Monday, February 06, 2006

A CEV For All Seasons

Mark Wade's CEV rundown on Astronautix.Com is a fascinating view of the work that went into designing the CEV. However, I am put off by Mr. Wade's repeated insistence on the way he thinks the CEV should have been designed. In some ways I agree with his rants, and in others I do not. Mark Wade advocates a CEV based on the Soyuz/Shenzhou concept (orbital module + capsule + service module) and blasts the current Apollo-derived design. I feel that the Soyuz-style might be highly-efficient for earth-orbital missions, but it is optimised for neither a moon mission or a Mars adventure.

The drawback of NASA's "Apollo Redux" is the lack of applicability to Mars missions. A Mars spacecraft will be travelling much faster than a moon ship upon return to the earth. It will have to bleed off all of this extra energy in earth's atmosphere without subjecting its passengers to extreme g-forces. This means a prolonged, lifting reentry instead of the high-g, short-duration reentries of semi-ballistic capsules like Apollo. Previous studies have indicated that a biconic vehicle (like the original Kliper studies) would be best. Boeing's Earth Entry Module from their 1968 IMIS proposal is a perfect example. The Martian reentry requirement led to the design of the "Lockheed Lifting Monstrosity."

The Soyuz-style orbital module does have its advantages, such as a lighter reentry capsule. However, the orbital module goes to waste after the mission. This isn't a problem for the single-use Soyuz, but for the CEV (which will supposedly be used for as many as 10 flights in space station service,) bringing a heavier capsule back to earth can be desirable from a reusability standpoint.

Reusing the Apollo shape for the CEV also should not be viewed as a failure of design or planning. The ESAS report specifically spells out why Apollo's shape is being recycled: it's the optimal shape for generating lift at the speeds encountered by a craft returning from the moon. In fact, Buzz Aldrin predicted (among other Aldrin predictions that have come to fruition) the emergence of an enlarged "Apollo II" in his sci-fi book Encounter With Tiber.

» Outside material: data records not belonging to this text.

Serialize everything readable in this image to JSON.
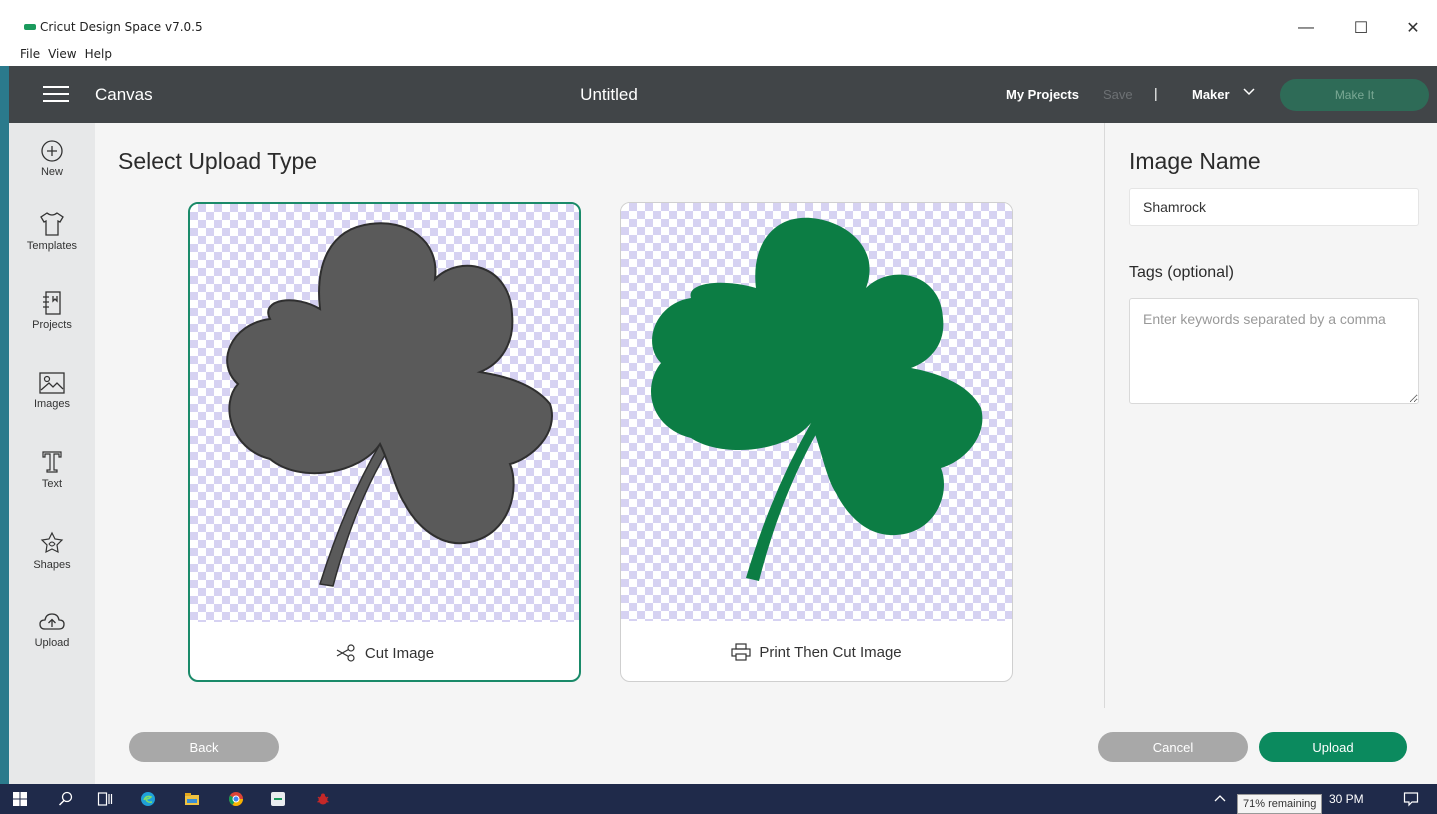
{
  "window": {
    "title": "Cricut Design Space  v7.0.5",
    "menu": [
      "File",
      "View",
      "Help"
    ],
    "controls": {
      "minimize": "—",
      "maximize": "☐",
      "close": "✕"
    }
  },
  "header": {
    "section": "Canvas",
    "project_title": "Untitled",
    "my_projects": "My Projects",
    "save": "Save",
    "separator": "|",
    "machine": "Maker",
    "make_it": "Make It"
  },
  "sidebar": {
    "items": [
      {
        "label": "New",
        "icon": "plus-circle-icon"
      },
      {
        "label": "Templates",
        "icon": "tshirt-icon"
      },
      {
        "label": "Projects",
        "icon": "projects-icon"
      },
      {
        "label": "Images",
        "icon": "image-icon"
      },
      {
        "label": "Text",
        "icon": "text-icon"
      },
      {
        "label": "Shapes",
        "icon": "shapes-icon"
      },
      {
        "label": "Upload",
        "icon": "cloud-upload-icon"
      }
    ]
  },
  "main": {
    "title": "Select Upload Type",
    "options": [
      {
        "label": "Cut Image",
        "icon": "scissors-icon",
        "selected": true,
        "fill": "#5a5a5a"
      },
      {
        "label": "Print Then Cut Image",
        "icon": "printer-icon",
        "selected": false,
        "fill": "#0c7d44"
      }
    ]
  },
  "footer": {
    "back": "Back",
    "cancel": "Cancel",
    "upload": "Upload"
  },
  "details": {
    "image_name_label": "Image Name",
    "image_name_value": "Shamrock",
    "tags_label": "Tags (optional)",
    "tags_placeholder": "Enter keywords separated by a comma"
  },
  "taskbar": {
    "tooltip": "71% remaining",
    "time": "30 PM"
  },
  "colors": {
    "accent_green": "#0b8a5e",
    "header_bg": "#414548",
    "sidebar_bg": "#e7e8e9",
    "checker": "#d6d2f2"
  }
}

The one area where I agree strongest with Wade is that the current CEV is too big and heavy. I would have preferred an EELV-based strategy for exploring the moon, with an all-new heavy-lifter (or an all-new reusable launcher) coming online in time to support the Mars missions. To that end, the safest option for a human launch is a single-core Delta or Atlas with no SRB's. The largest CEV that could fly on such a rocket is a 4-man CEV, as demonstrated by curmudgeonly Jeffrey Bell in his 2003 essay "Orbital Stupid Plane," which advocated such an option under the aegis of "Orbital Space Plane."

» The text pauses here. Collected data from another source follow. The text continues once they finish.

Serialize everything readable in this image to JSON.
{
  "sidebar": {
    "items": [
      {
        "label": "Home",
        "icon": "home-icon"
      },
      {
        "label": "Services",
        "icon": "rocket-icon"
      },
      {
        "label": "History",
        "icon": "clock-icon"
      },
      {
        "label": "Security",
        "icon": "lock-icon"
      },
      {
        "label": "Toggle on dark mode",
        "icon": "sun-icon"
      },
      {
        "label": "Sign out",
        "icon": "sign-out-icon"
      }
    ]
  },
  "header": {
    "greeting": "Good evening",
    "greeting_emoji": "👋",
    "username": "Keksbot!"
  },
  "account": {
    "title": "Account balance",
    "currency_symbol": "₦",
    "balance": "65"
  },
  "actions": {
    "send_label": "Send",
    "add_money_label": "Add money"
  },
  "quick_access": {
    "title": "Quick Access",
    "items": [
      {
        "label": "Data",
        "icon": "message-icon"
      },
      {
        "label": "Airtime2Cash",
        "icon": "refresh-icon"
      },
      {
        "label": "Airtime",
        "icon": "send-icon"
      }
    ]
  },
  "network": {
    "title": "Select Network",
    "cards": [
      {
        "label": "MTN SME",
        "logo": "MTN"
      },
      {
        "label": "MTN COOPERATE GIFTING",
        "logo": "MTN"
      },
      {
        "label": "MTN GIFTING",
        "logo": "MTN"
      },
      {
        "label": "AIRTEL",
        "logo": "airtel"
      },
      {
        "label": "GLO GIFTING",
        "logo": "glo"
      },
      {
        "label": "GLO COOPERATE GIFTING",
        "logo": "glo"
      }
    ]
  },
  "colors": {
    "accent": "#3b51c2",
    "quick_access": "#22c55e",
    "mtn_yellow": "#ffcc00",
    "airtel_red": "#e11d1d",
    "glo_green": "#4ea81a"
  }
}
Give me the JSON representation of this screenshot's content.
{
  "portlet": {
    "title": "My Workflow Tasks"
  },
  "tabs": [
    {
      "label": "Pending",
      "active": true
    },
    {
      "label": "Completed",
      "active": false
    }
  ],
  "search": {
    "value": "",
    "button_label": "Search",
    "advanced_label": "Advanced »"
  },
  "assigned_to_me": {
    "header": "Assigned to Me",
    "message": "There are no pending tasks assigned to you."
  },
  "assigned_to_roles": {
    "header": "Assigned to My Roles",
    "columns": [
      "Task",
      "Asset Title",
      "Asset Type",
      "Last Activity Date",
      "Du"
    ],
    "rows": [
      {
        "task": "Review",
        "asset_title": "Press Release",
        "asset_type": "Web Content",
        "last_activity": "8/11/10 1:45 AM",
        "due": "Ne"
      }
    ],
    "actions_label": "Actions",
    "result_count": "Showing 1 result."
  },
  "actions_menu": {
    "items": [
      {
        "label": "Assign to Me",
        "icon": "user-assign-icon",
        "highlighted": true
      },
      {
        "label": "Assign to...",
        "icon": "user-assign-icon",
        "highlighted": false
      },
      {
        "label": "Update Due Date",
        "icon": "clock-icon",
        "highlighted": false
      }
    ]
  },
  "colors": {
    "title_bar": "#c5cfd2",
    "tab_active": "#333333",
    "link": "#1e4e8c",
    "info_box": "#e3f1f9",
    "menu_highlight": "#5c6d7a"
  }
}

However, NASA seems set in its ways that CLV/"The Stick" will be developed (esentially from scratch) to launch the current CEV design (which has shrunk from 5.5 meters in diameter to 5 meters to make up for deficiencies in The Stick's performance.) Ultimately we have to view the CEV as NASA's own design for accomplishing its mission. The onus is now on NASA's shoulders to make their CEV design work for them, rather than second-guessing the decisions that initially drove the design. Instead of wasting our energies in criticizing these decisions, we should try to make CEV and Stick the safest and most reliable spacecraft & booster ever built. The regrets and lessons we take from CEV & Stick should be applied to future space exploration endeavours.